Bartosz Kowalski chce starać się o członkostwo w zarządzie Sparty Miejska Górka
Przygodę z piłką nożną rozpoczął w klubie LKS „Sarnowianka” Sarnowa.
- Z klubem sportowym „Sparta” w Miejskiej Górce związałem się pierwszy raz w wieku 14 lat. Zostałem zawodnikiem trampkarzy starszych, ówczesnym trenerem zespołu był Ryszard Lorek. Następnie w zespole juniorskim prowadził mnie Tadeusz Błochowiak. W wieku 16 lat zadebiutowałem w pierwszym zespole „Sparty” na poziomie IV ligi wielkopolskiej, grupy południowej. Trenerem zespołu był Piotr Łuczak.
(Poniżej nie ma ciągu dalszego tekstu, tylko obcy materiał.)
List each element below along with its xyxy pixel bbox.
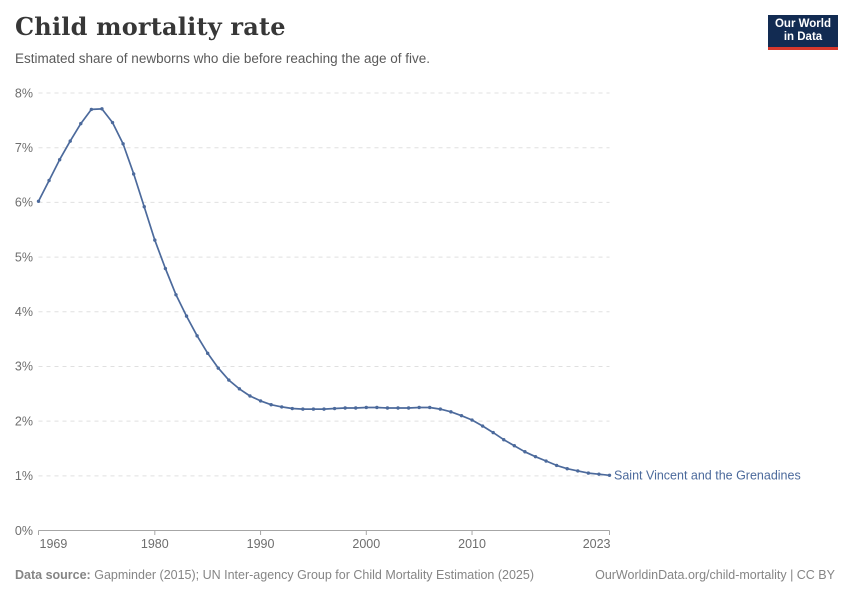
data-point[interactable] bbox=[385, 406, 390, 410]
y-tick-label: 3% bbox=[15, 360, 33, 374]
x-tick-label: 2010 bbox=[458, 537, 486, 551]
data-point[interactable] bbox=[533, 454, 538, 459]
data-point[interactable] bbox=[68, 139, 72, 143]
y-tick-label: 0% bbox=[15, 524, 33, 538]
data-point[interactable] bbox=[258, 399, 263, 403]
data-point[interactable] bbox=[100, 107, 104, 111]
data-point[interactable] bbox=[89, 107, 94, 112]
page-subtitle: Estimated share of newborns who die befo… bbox=[15, 51, 430, 66]
y-tick-label: 2% bbox=[15, 414, 33, 428]
y-tick-label: 6% bbox=[15, 196, 33, 210]
data-source-note: Data source: Gapminder (2015); UN Inter-… bbox=[15, 568, 534, 582]
x-tick-label: 1990 bbox=[247, 537, 275, 551]
data-point[interactable] bbox=[332, 406, 337, 411]
data-point[interactable] bbox=[248, 394, 252, 398]
data-point[interactable] bbox=[290, 406, 294, 411]
data-point[interactable] bbox=[174, 293, 178, 297]
series-line[interactable] bbox=[37, 108, 611, 477]
data-point[interactable] bbox=[301, 407, 305, 411]
x-tick-label: 1969 bbox=[40, 537, 68, 551]
data-point[interactable] bbox=[36, 199, 41, 203]
data-point[interactable] bbox=[449, 410, 453, 414]
data-point[interactable] bbox=[470, 418, 474, 422]
data-point[interactable] bbox=[227, 378, 231, 382]
entity-label[interactable]: Saint Vincent and the Grenadines bbox=[614, 469, 801, 483]
data-point[interactable] bbox=[354, 406, 358, 410]
y-tick-label: 5% bbox=[15, 250, 33, 264]
data-point[interactable] bbox=[205, 351, 210, 356]
data-point[interactable] bbox=[47, 178, 51, 183]
x-tick-label: 2023 bbox=[583, 537, 611, 551]
data-point[interactable] bbox=[544, 459, 548, 463]
data-point[interactable] bbox=[280, 405, 284, 409]
data-point[interactable] bbox=[322, 407, 326, 411]
data-point[interactable] bbox=[502, 438, 506, 442]
data-source-text: Gapminder (2015); UN Inter-agency Group … bbox=[94, 568, 534, 582]
data-point[interactable] bbox=[406, 406, 411, 410]
x-tick-label: 1980 bbox=[141, 537, 169, 551]
data-point[interactable] bbox=[216, 366, 220, 370]
data-point[interactable] bbox=[375, 405, 379, 410]
data-point[interactable] bbox=[428, 405, 432, 410]
data-point[interactable] bbox=[131, 172, 136, 176]
data-point[interactable] bbox=[79, 121, 83, 126]
y-tick-label: 4% bbox=[15, 305, 33, 319]
data-point[interactable] bbox=[491, 430, 495, 435]
data-point[interactable] bbox=[565, 467, 569, 471]
page-title: Child mortality rate bbox=[15, 12, 286, 41]
data-point[interactable] bbox=[311, 407, 316, 411]
owid-logo[interactable]: Our World in Data bbox=[768, 15, 838, 50]
footer-link[interactable]: OurWorldinData.org/child-mortality | CC … bbox=[595, 568, 835, 582]
data-point[interactable] bbox=[417, 405, 421, 410]
data-point[interactable] bbox=[153, 238, 157, 242]
data-point[interactable] bbox=[57, 158, 62, 162]
data-point[interactable] bbox=[237, 387, 242, 391]
data-point[interactable] bbox=[121, 142, 125, 146]
owid-logo-line2: in Data bbox=[783, 31, 823, 43]
data-point[interactable] bbox=[480, 424, 485, 428]
data-point[interactable] bbox=[163, 266, 168, 271]
data-point[interactable] bbox=[142, 205, 146, 209]
data-point[interactable] bbox=[597, 472, 601, 476]
data-point[interactable] bbox=[554, 463, 559, 468]
data-point[interactable] bbox=[195, 334, 199, 338]
data-point[interactable] bbox=[607, 473, 612, 477]
data-point[interactable] bbox=[576, 469, 580, 473]
data-point[interactable] bbox=[523, 450, 527, 454]
data-point[interactable] bbox=[269, 403, 273, 407]
y-tick-label: 7% bbox=[15, 141, 33, 155]
data-point[interactable] bbox=[459, 413, 464, 418]
data-point[interactable] bbox=[364, 405, 368, 410]
data-point[interactable] bbox=[512, 444, 517, 448]
data-point[interactable] bbox=[396, 406, 400, 410]
y-tick-label: 1% bbox=[15, 469, 33, 483]
data-point[interactable] bbox=[110, 120, 115, 125]
data-point[interactable] bbox=[184, 314, 189, 318]
chart-footer: Data source: Gapminder (2015); UN Inter-… bbox=[15, 568, 835, 582]
data-point[interactable] bbox=[586, 471, 591, 475]
data-point[interactable] bbox=[438, 407, 443, 411]
owid-logo-line1: Our World bbox=[774, 17, 831, 30]
y-tick-label: 8% bbox=[15, 86, 33, 100]
data-point[interactable] bbox=[343, 406, 347, 410]
x-tick-label: 2000 bbox=[352, 537, 380, 551]
data-source-label: Data source: bbox=[15, 568, 91, 582]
Poza „Spartą” miałem okazję zagrać jeszcze w kilku innych klubach: "Sarnowianka" Sarnowa, „Piast” Kobylin i "Płomień" Radwanice.
Jak dodaje, grał także w II lidze futsalu w barwach KS Futsal Rawicz i w RAF Rawicz.
- W związku z niepokojącą sytuacją panującą w naszym klubie, postanowiłem zacząć działać i doprowadzić do zmian w strukturach zarządzania klubu oraz roszad na stanowiskach trenerskich. Jako kandydat na członka zarządu klubu chciałbym przedstawić na łamach prasy mój plan działania - wskazuje Bartosz Kowalski. - Moim priorytetem jest odbudowa zespołu seniorskiego KS „Sparta”. W każdym szanującym się klubie sportowym zespół seniorski jest wizytówką i najważniejszą sekcją, jednocześnie zamierzam dbać i rozwijać naszą akademię, wysyłać na kursy trenerów i podnosić ich kwalifikacje, dbać o rozwój dzieci i młodzieży w naszym klubie. Jako człowiek, jestem osobą ambitną, pewną siebie działająca poza schematami i nie bojąca się iść pod wiatr. Mam również cechy przywódcze i nie boję się wyrażać własnego zdania. Zawsze do końca walczę o prawdę oraz bronię słabszych. Uważam, że cechy mojego charakteru, które w dużej mierze wykształciły się na murawie obiektu przy ulicy Sportowej w Miejskiej Górce pomogą mi w odbudowie sekcji seniorskiej oraz utrzymaniu bądź podniesieniu poziomu szkolenia dzieci i młodzieży. Zamierzam w miejsce ustępujących trenerów przyciągnąć nowych zdolnych perspektywicznych i ambitnych szkoleniowców z pasją do piłki nożnej, ambicją oraz chęcią rozwoju. Jednocześnie zaznaczam, że w szeregach trenerów widzę miejsce dla tych, którzy na dzień dzisiejszy pełnią te funkcje i nie zamierzam pozbywać się ich ze stanowisk. Funkcję członka zarządu klubu chcę pełnić całkowicie społecznie, nie pobierając z tego tytułu żadnego wynagrodzenia, a z pasji do piłki nożnej oraz sentymentu do Klubu Sportowego „Sparta”, w którym spędziłem wiele lat mojego życia. Czekam na informację od burmistrza, kiedy ustali termin wyborów i zamierzam w demokratyczny sposób starać się o członkostwo w zarządzie klubu - podsumowuje w oświadczeniu, przesłanym do redakcji.